Dormia debaixo da ponte, mas tinha o apoio do governo de Roosevelt, que lhe dava vegetais congelados para comer. Um dia, o carro em que se deslocava para ir trabalhar avariou, por isso Florence levou-o até ao campo em Nipomo para tentar arranjá-lo. Foi nessa altura que encontrou Dorothea Lange, que a convenceu a ser fotografa porque iria elucidar as pessoas do que estava realmente a acontecer às famílias em solo norte-americano. Katherine Thompson McIntosh, a filha de Florence com quem os jornalistas falaram nos anos 70, garantiu na época que “aquela imagem sempre ficou para ela, porque sempre quis uma vida melhor”. Em 1945 mudou-se para Modesto, onde trabalhava 16 horas diárias no campo, em bares e no hospital local.

Foi por lá que ficou: já tinha 10 filhos, era reconhecida em todo o lado, mas nada mudou depois de ter tirado aquela fotografia. Mesmo quando os filhos lhe compraram uma casa, Florence respondeu: “Preciso de ter sempre rodas debaixo de mim”. Em meados dos anos 80 ficou gravemente afetada depois de um ataque cardíaco. Os filhos angariaram 15 mil dólares (13,7 mil euros) que investiram em medicamentos, mas ela acabou por morrer a 16 de setembro de 1983.
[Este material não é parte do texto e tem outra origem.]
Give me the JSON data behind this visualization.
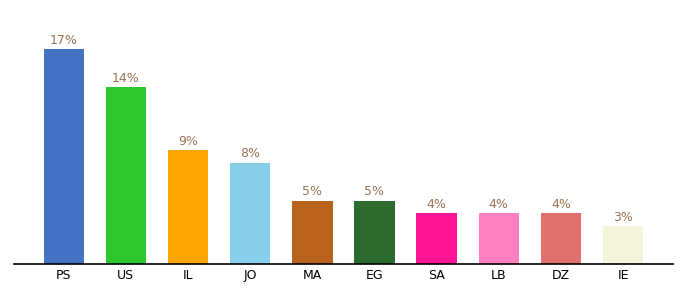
{
  "categories": [
    "PS",
    "US",
    "IL",
    "JO",
    "MA",
    "EG",
    "SA",
    "LB",
    "DZ",
    "IE"
  ],
  "values": [
    17,
    14,
    9,
    8,
    5,
    5,
    4,
    4,
    4,
    3
  ],
  "bar_colors": [
    "#4472C4",
    "#2DC72D",
    "#FFA500",
    "#87CEEB",
    "#B8621B",
    "#2D6A2D",
    "#FF1493",
    "#FF80C0",
    "#E07070",
    "#F5F5DC"
  ],
  "ylim": [
    0,
    19
  ],
  "label_color": "#9B7355",
  "background_color": "#ffffff",
  "label_fontsize": 9,
  "tick_fontsize": 9,
  "bar_width": 0.65
}
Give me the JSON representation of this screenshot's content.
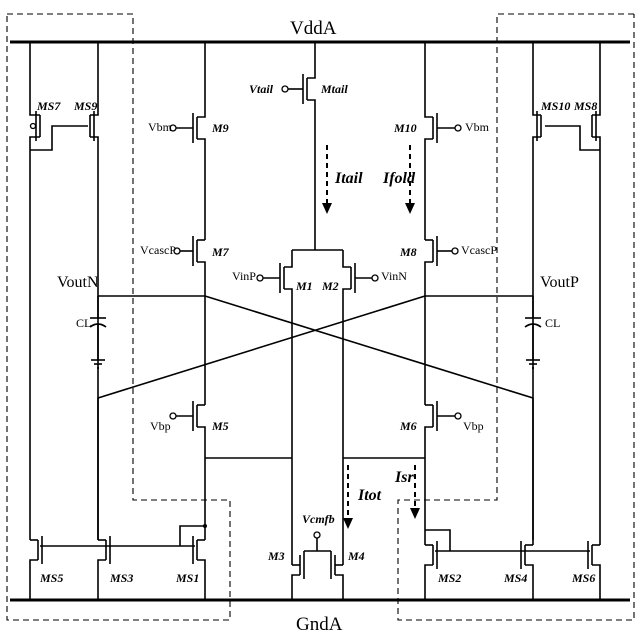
{
  "rails": {
    "vdd": "VddA",
    "gnd": "GndA"
  },
  "transistors": {
    "ms7": "MS7",
    "ms9": "MS9",
    "ms10": "MS10",
    "ms8": "MS8",
    "m9": "M9",
    "m10": "M10",
    "m7": "M7",
    "m8": "M8",
    "mtail": "Mtail",
    "m1": "M1",
    "m2": "M2",
    "m5": "M5",
    "m6": "M6",
    "m3": "M3",
    "m4": "M4",
    "ms5": "MS5",
    "ms3": "MS3",
    "ms1": "MS1",
    "ms2": "MS2",
    "ms4": "MS4",
    "ms6": "MS6"
  },
  "bias": {
    "vtail": "Vtail",
    "vbm_left": "Vbm",
    "vbm_right": "Vbm",
    "vcascp_left": "VcascP",
    "vcascp_right": "VcascP",
    "vinp": "VinP",
    "vinn": "VinN",
    "vbp_left": "Vbp",
    "vbp_right": "Vbp",
    "vcmfb": "Vcmfb"
  },
  "outputs": {
    "voutn": "VoutN",
    "voutp": "VoutP",
    "cl_left": "CL",
    "cl_right": "CL"
  },
  "currents": {
    "itail": "Itail",
    "ifold": "Ifold",
    "itot": "Itot",
    "isr": "Isr"
  }
}
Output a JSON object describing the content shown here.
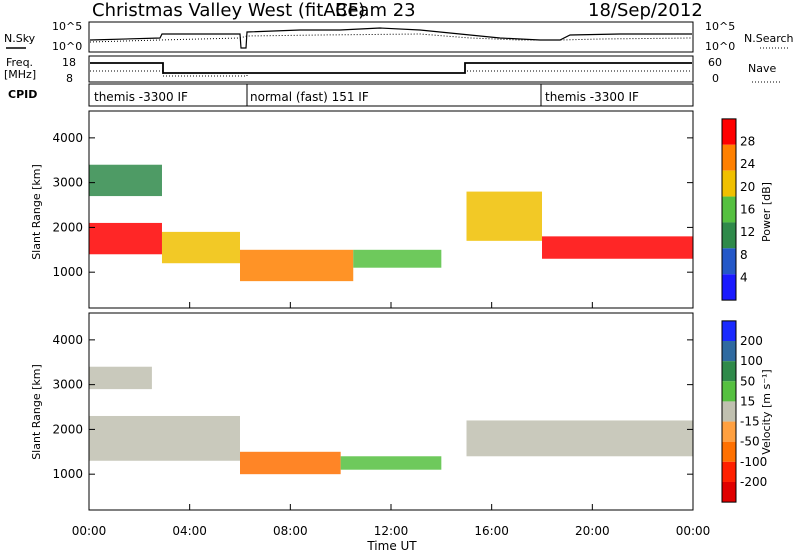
{
  "header": {
    "radar_title": "Christmas Valley West (fitACF)",
    "beam": "Beam 23",
    "date": "18/Sep/2012"
  },
  "panels": {
    "nsky_label": "N.Sky",
    "nsky_ticks": [
      "10^5",
      "10^0"
    ],
    "nsearch_label": "N.Search",
    "nsearch_ticks": [
      "10^5",
      "10^0"
    ],
    "freq_label": "Freq.",
    "freq_unit": "[MHz]",
    "freq_ticks": [
      "18",
      "8"
    ],
    "nave_label": "Nave",
    "nave_ticks": [
      "60",
      "0"
    ],
    "cpid_label": "CPID",
    "cpid_segments": [
      "themis -3300 IF",
      "normal (fast) 151 IF",
      "themis -3300 IF"
    ]
  },
  "chart_data": [
    {
      "type": "heatmap",
      "name": "power-panel",
      "ylabel": "Slant Range [km]",
      "y_ticks": [
        1000,
        2000,
        3000,
        4000
      ],
      "ylim": [
        200,
        4600
      ],
      "colorbar_label": "Power [dB]",
      "colorbar_ticks": [
        4,
        8,
        12,
        16,
        20,
        24,
        28
      ],
      "colorbar_colors": [
        "#1a1aff",
        "#2458c8",
        "#2f8a4a",
        "#55c040",
        "#f0c000",
        "#ff8000",
        "#ff0000"
      ],
      "bands": [
        {
          "t0": 0.0,
          "t1": 2.9,
          "r0": 1400,
          "r1": 2100,
          "level": 28
        },
        {
          "t0": 0.0,
          "t1": 2.9,
          "r0": 2700,
          "r1": 3400,
          "level": 10
        },
        {
          "t0": 2.9,
          "t1": 6.0,
          "r0": 1200,
          "r1": 1900,
          "level": 20
        },
        {
          "t0": 6.0,
          "t1": 10.5,
          "r0": 800,
          "r1": 1500,
          "level": 24
        },
        {
          "t0": 10.5,
          "t1": 14.0,
          "r0": 1100,
          "r1": 1500,
          "level": 14
        },
        {
          "t0": 15.0,
          "t1": 18.0,
          "r0": 1700,
          "r1": 2800,
          "level": 18
        },
        {
          "t0": 18.0,
          "t1": 24.0,
          "r0": 1300,
          "r1": 1800,
          "level": 26
        }
      ]
    },
    {
      "type": "heatmap",
      "name": "velocity-panel",
      "xlabel": "Time UT",
      "ylabel": "Slant Range [km]",
      "y_ticks": [
        1000,
        2000,
        3000,
        4000
      ],
      "ylim": [
        200,
        4600
      ],
      "x_ticks": [
        "00:00",
        "04:00",
        "08:00",
        "12:00",
        "16:00",
        "20:00",
        "00:00"
      ],
      "xlim": [
        0,
        24
      ],
      "colorbar_label": "Velocity [m s⁻¹]",
      "colorbar_ticks": [
        200,
        100,
        50,
        15,
        -15,
        -50,
        -100,
        -200
      ],
      "colorbar_colors": [
        "#1a2aff",
        "#2f6aa0",
        "#2f8a4a",
        "#55c040",
        "#c0c0b0",
        "#ffa040",
        "#ff7000",
        "#ff2000",
        "#e00000"
      ],
      "bands": [
        {
          "t0": 0.0,
          "t1": 6.0,
          "r0": 1300,
          "r1": 2300,
          "level": 0
        },
        {
          "t0": 0.0,
          "t1": 2.5,
          "r0": 2900,
          "r1": 3400,
          "level": 0
        },
        {
          "t0": 6.0,
          "t1": 10.0,
          "r0": 1000,
          "r1": 1500,
          "level": -60
        },
        {
          "t0": 10.0,
          "t1": 14.0,
          "r0": 1100,
          "r1": 1400,
          "level": 30
        },
        {
          "t0": 15.0,
          "t1": 24.0,
          "r0": 1400,
          "r1": 2200,
          "level": 0
        }
      ]
    }
  ]
}
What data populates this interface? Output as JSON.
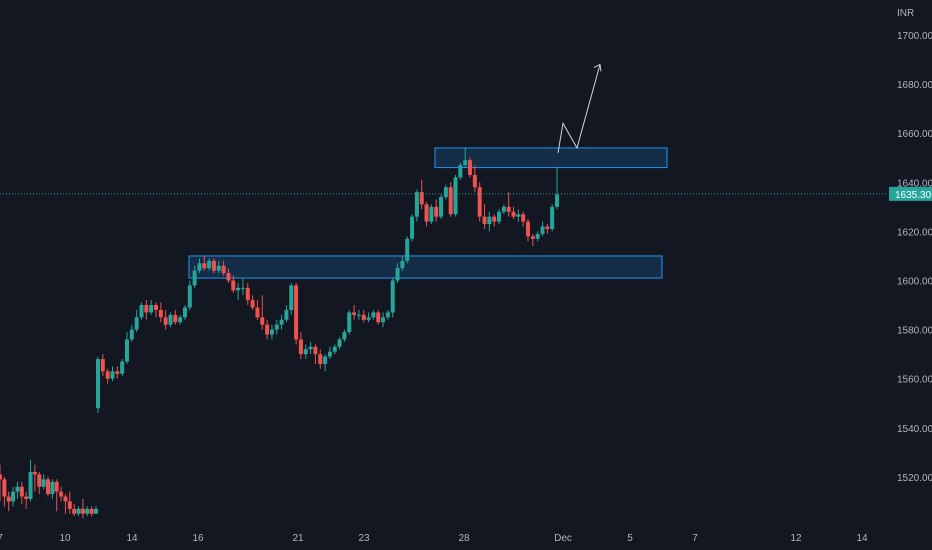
{
  "currency": "INR",
  "last_price": "1635.30",
  "colors": {
    "background": "#131722",
    "up": "#26a69a",
    "down": "#ef5350",
    "zone": "#2196f3",
    "price_line": "#26a69a",
    "arrow": "#d1d4dc"
  },
  "chart_data": {
    "type": "candlestick",
    "y_axis_ticks": [
      "1700.00",
      "1680.00",
      "1660.00",
      "1640.00",
      "1620.00",
      "1600.00",
      "1580.00",
      "1560.00",
      "1540.00",
      "1520.00"
    ],
    "x_axis_ticks": [
      "7",
      "10",
      "14",
      "16",
      "21",
      "23",
      "28",
      "Dec",
      "5",
      "7",
      "12",
      "14"
    ],
    "y_range": [
      1502,
      1714
    ],
    "zones": [
      {
        "name": "resistance-zone",
        "top": 1654,
        "bottom": 1646
      },
      {
        "name": "support-zone",
        "top": 1610,
        "bottom": 1601
      }
    ],
    "projection_path": [
      1652,
      1664,
      1654,
      1688
    ],
    "candles": [
      [
        1521,
        1519,
        1525,
        1510
      ],
      [
        1519,
        1512,
        1520,
        1508
      ],
      [
        1512,
        1510,
        1514,
        1506
      ],
      [
        1510,
        1514,
        1516,
        1508
      ],
      [
        1514,
        1516,
        1518,
        1511
      ],
      [
        1516,
        1512,
        1518,
        1509
      ],
      [
        1512,
        1511,
        1514,
        1507
      ],
      [
        1511,
        1522,
        1527,
        1510
      ],
      [
        1522,
        1521,
        1525,
        1514
      ],
      [
        1521,
        1516,
        1522,
        1513
      ],
      [
        1516,
        1519,
        1521,
        1515
      ],
      [
        1519,
        1513,
        1520,
        1512
      ],
      [
        1513,
        1518,
        1519,
        1511
      ],
      [
        1518,
        1514,
        1519,
        1506
      ],
      [
        1514,
        1512,
        1516,
        1510
      ],
      [
        1512,
        1510,
        1513,
        1505
      ],
      [
        1510,
        1507,
        1514,
        1505
      ],
      [
        1507,
        1505,
        1509,
        1504
      ],
      [
        1505,
        1507,
        1508,
        1504
      ],
      [
        1507,
        1505,
        1511,
        1503
      ],
      [
        1505,
        1507,
        1508,
        1504
      ],
      [
        1507,
        1505,
        1508,
        1504
      ],
      [
        1505,
        1507,
        1508,
        1505
      ],
      [
        1548,
        1568,
        1569,
        1546
      ],
      [
        1568,
        1563,
        1570,
        1561
      ],
      [
        1563,
        1560,
        1564,
        1558
      ],
      [
        1560,
        1563,
        1565,
        1559
      ],
      [
        1563,
        1562,
        1565,
        1560
      ],
      [
        1562,
        1567,
        1568,
        1561
      ],
      [
        1567,
        1576,
        1579,
        1566
      ],
      [
        1576,
        1580,
        1582,
        1575
      ],
      [
        1580,
        1585,
        1588,
        1579
      ],
      [
        1585,
        1590,
        1591,
        1584
      ],
      [
        1590,
        1587,
        1592,
        1584
      ],
      [
        1587,
        1590,
        1592,
        1586
      ],
      [
        1590,
        1588,
        1591,
        1585
      ],
      [
        1588,
        1585,
        1591,
        1583
      ],
      [
        1585,
        1582,
        1588,
        1580
      ],
      [
        1582,
        1586,
        1587,
        1581
      ],
      [
        1586,
        1583,
        1588,
        1582
      ],
      [
        1583,
        1585,
        1586,
        1582
      ],
      [
        1585,
        1589,
        1590,
        1584
      ],
      [
        1589,
        1598,
        1600,
        1588
      ],
      [
        1598,
        1604,
        1606,
        1597
      ],
      [
        1604,
        1607,
        1609,
        1603
      ],
      [
        1607,
        1605,
        1610,
        1604
      ],
      [
        1605,
        1608,
        1609,
        1604
      ],
      [
        1608,
        1604,
        1609,
        1603
      ],
      [
        1604,
        1606,
        1608,
        1603
      ],
      [
        1606,
        1603,
        1608,
        1602
      ],
      [
        1603,
        1600,
        1605,
        1599
      ],
      [
        1600,
        1596,
        1602,
        1595
      ],
      [
        1596,
        1597,
        1599,
        1592
      ],
      [
        1597,
        1597,
        1601,
        1594
      ],
      [
        1597,
        1592,
        1599,
        1590
      ],
      [
        1592,
        1589,
        1594,
        1588
      ],
      [
        1589,
        1585,
        1592,
        1584
      ],
      [
        1585,
        1582,
        1594,
        1580
      ],
      [
        1582,
        1578,
        1584,
        1576
      ],
      [
        1578,
        1580,
        1582,
        1576
      ],
      [
        1580,
        1582,
        1584,
        1578
      ],
      [
        1582,
        1584,
        1586,
        1580
      ],
      [
        1584,
        1588,
        1590,
        1583
      ],
      [
        1588,
        1598,
        1599,
        1586
      ],
      [
        1598,
        1576,
        1599,
        1574
      ],
      [
        1576,
        1570,
        1579,
        1568
      ],
      [
        1570,
        1572,
        1574,
        1568
      ],
      [
        1572,
        1573,
        1575,
        1570
      ],
      [
        1573,
        1570,
        1574,
        1566
      ],
      [
        1570,
        1566,
        1572,
        1564
      ],
      [
        1566,
        1569,
        1570,
        1563
      ],
      [
        1569,
        1571,
        1573,
        1568
      ],
      [
        1571,
        1573,
        1574,
        1570
      ],
      [
        1573,
        1576,
        1577,
        1572
      ],
      [
        1576,
        1579,
        1580,
        1575
      ],
      [
        1579,
        1587,
        1588,
        1578
      ],
      [
        1587,
        1586,
        1590,
        1584
      ],
      [
        1586,
        1586,
        1588,
        1584
      ],
      [
        1586,
        1584,
        1588,
        1583
      ],
      [
        1584,
        1585,
        1587,
        1583
      ],
      [
        1585,
        1587,
        1588,
        1584
      ],
      [
        1587,
        1583,
        1588,
        1582
      ],
      [
        1583,
        1585,
        1587,
        1581
      ],
      [
        1585,
        1587,
        1588,
        1584
      ],
      [
        1587,
        1600,
        1601,
        1585
      ],
      [
        1600,
        1605,
        1607,
        1599
      ],
      [
        1605,
        1608,
        1610,
        1604
      ],
      [
        1608,
        1617,
        1618,
        1607
      ],
      [
        1617,
        1626,
        1627,
        1616
      ],
      [
        1626,
        1636,
        1637,
        1624
      ],
      [
        1636,
        1631,
        1641,
        1629
      ],
      [
        1631,
        1624,
        1632,
        1622
      ],
      [
        1624,
        1630,
        1631,
        1623
      ],
      [
        1630,
        1626,
        1633,
        1624
      ],
      [
        1626,
        1634,
        1635,
        1625
      ],
      [
        1634,
        1638,
        1639,
        1633
      ],
      [
        1638,
        1627,
        1640,
        1626
      ],
      [
        1627,
        1642,
        1643,
        1626
      ],
      [
        1642,
        1647,
        1648,
        1641
      ],
      [
        1647,
        1649,
        1654,
        1646
      ],
      [
        1649,
        1643,
        1650,
        1642
      ],
      [
        1643,
        1638,
        1647,
        1636
      ],
      [
        1638,
        1626,
        1640,
        1624
      ],
      [
        1626,
        1623,
        1631,
        1621
      ],
      [
        1623,
        1626,
        1628,
        1620
      ],
      [
        1626,
        1624,
        1627,
        1622
      ],
      [
        1624,
        1628,
        1629,
        1623
      ],
      [
        1628,
        1630,
        1631,
        1627
      ],
      [
        1630,
        1628,
        1636,
        1626
      ],
      [
        1628,
        1626,
        1630,
        1625
      ],
      [
        1626,
        1627,
        1629,
        1624
      ],
      [
        1627,
        1624,
        1628,
        1622
      ],
      [
        1624,
        1618,
        1625,
        1616
      ],
      [
        1618,
        1617,
        1619,
        1614
      ],
      [
        1617,
        1619,
        1620,
        1616
      ],
      [
        1619,
        1622,
        1624,
        1618
      ],
      [
        1622,
        1621,
        1623,
        1619
      ],
      [
        1621,
        1630,
        1631,
        1620
      ],
      [
        1630,
        1635,
        1646,
        1629
      ]
    ]
  }
}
Quanto a Dorothea Lange, autora da fotografia que foi reproduzida milhares de vezes em todo o mundo, viu a carreira evoluir depois de ter sido convidada para trabalhar em parceria com a Fundação Solomon R. Guggenheim, criada em 1937 e dedicada ao mundo das artes. Seguiu as histórias nos campos de concentração norte-americanos maioritariamente ocupados por japoneses, já no final da II Guerra Mundial , e estudou Belas Artes na Califórnia. Morreu em 1965 vítima de um cancro no esófago. Tinha 70 anos.